From education to employment

Lively Minds in partnership with IFS one of ten finalists for LEGO foundation ‘Build a World of Play’ award

Lively Minds one of ten finalists for LEGO foundation ‘Build a World of Play’ award, Britta Augsburg and Sonya Krutikova

Lively Minds, in partnership with the Institute for Fiscal Studies and The Education Commission, is one of ten finalists out of 627 proposals for the LEGO foundation’s ‘Build a World of Play’ challenge.

The LEGO foundation’s initiative will award approximately 117 million USD to five organisations focused on solving the early childhood development crisis.

“It is an honour to have such strong acknowledgement of the potential of our team to take the Lively Minds program to scale, as well as of the work that we have already done to prove that it is effective and build evidence generation into the heart of the ongoing scaling process.”  

“Lively Minds’ commitment to being guided by rigorous evidence in the development of their program and scaling strategy sets a great example for the wider community of stakeholders engaged in ECCE policy and implementation. I look forward to continuing our long-standing collaboration and realising the potential of our work to transform approaches among global practitioners, policy-makers and researchers.”

Sonya Krutikova, IFS Deputy Research Director and University of Manchester

Lively Minds, a UK charity, runs a scalable model where illiterate parents in deprived rural communities are trained to run free educational Play Schemes in Ghana and Uganda.
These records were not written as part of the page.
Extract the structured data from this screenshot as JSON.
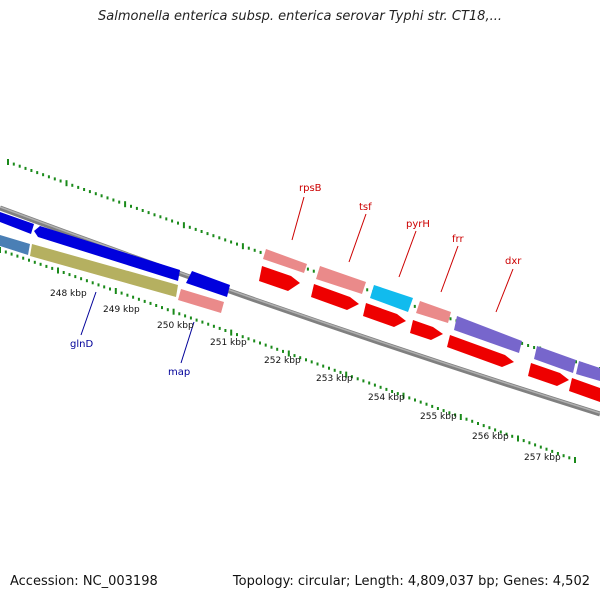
{
  "title": "Salmonella enterica subsp. enterica serovar Typhi str. CT18,...",
  "footer": {
    "accession": "Accession: NC_003198",
    "summary": "Topology: circular; Length: 4,809,037 bp; Genes: 4,502"
  },
  "ruler": {
    "labels": [
      "248 kbp",
      "249 kbp",
      "250 kbp",
      "251 kbp",
      "252 kbp",
      "253 kbp",
      "254 kbp",
      "255 kbp",
      "256 kbp",
      "257 kbp"
    ]
  },
  "genes": {
    "forward_labels": [
      "rpsB",
      "tsf",
      "pyrH",
      "frr",
      "dxr"
    ],
    "reverse_labels": [
      "glnD",
      "map"
    ],
    "forward_label_color": "#cc0000",
    "reverse_label_color": "#000099"
  },
  "colors": {
    "backbone": "#808080",
    "tick": "#1a8a1a",
    "blue": "#0000dd",
    "steel": "#4a7fb5",
    "olive": "#b5b060",
    "pink": "#ea8a8a",
    "red": "#ee0000",
    "cyan": "#11bbee",
    "violet": "#7766cc"
  }
}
The Institute for Fiscal Studies found in its baseline study on over 2,500 parents in rural Ghana found that only 13% of parents had conducted any form of play or stimulating activity with their child in the past three days, and only one in three of 2,500 pre-schoolers surveyed could count three counters.

IFS’s Randomised Control Trial between 2017–2018, however, found that the Lively Minds programme significantly improves children’s cognitive skills by the equivalent of an extra year in school, enhances social skills and reduces malnutrition by 20%.

The LEGO Foundation will award five grants of 30 million and 15 million USD to support substantial contributions to the lives of young children and spark a global movement to prioritise early childhood development.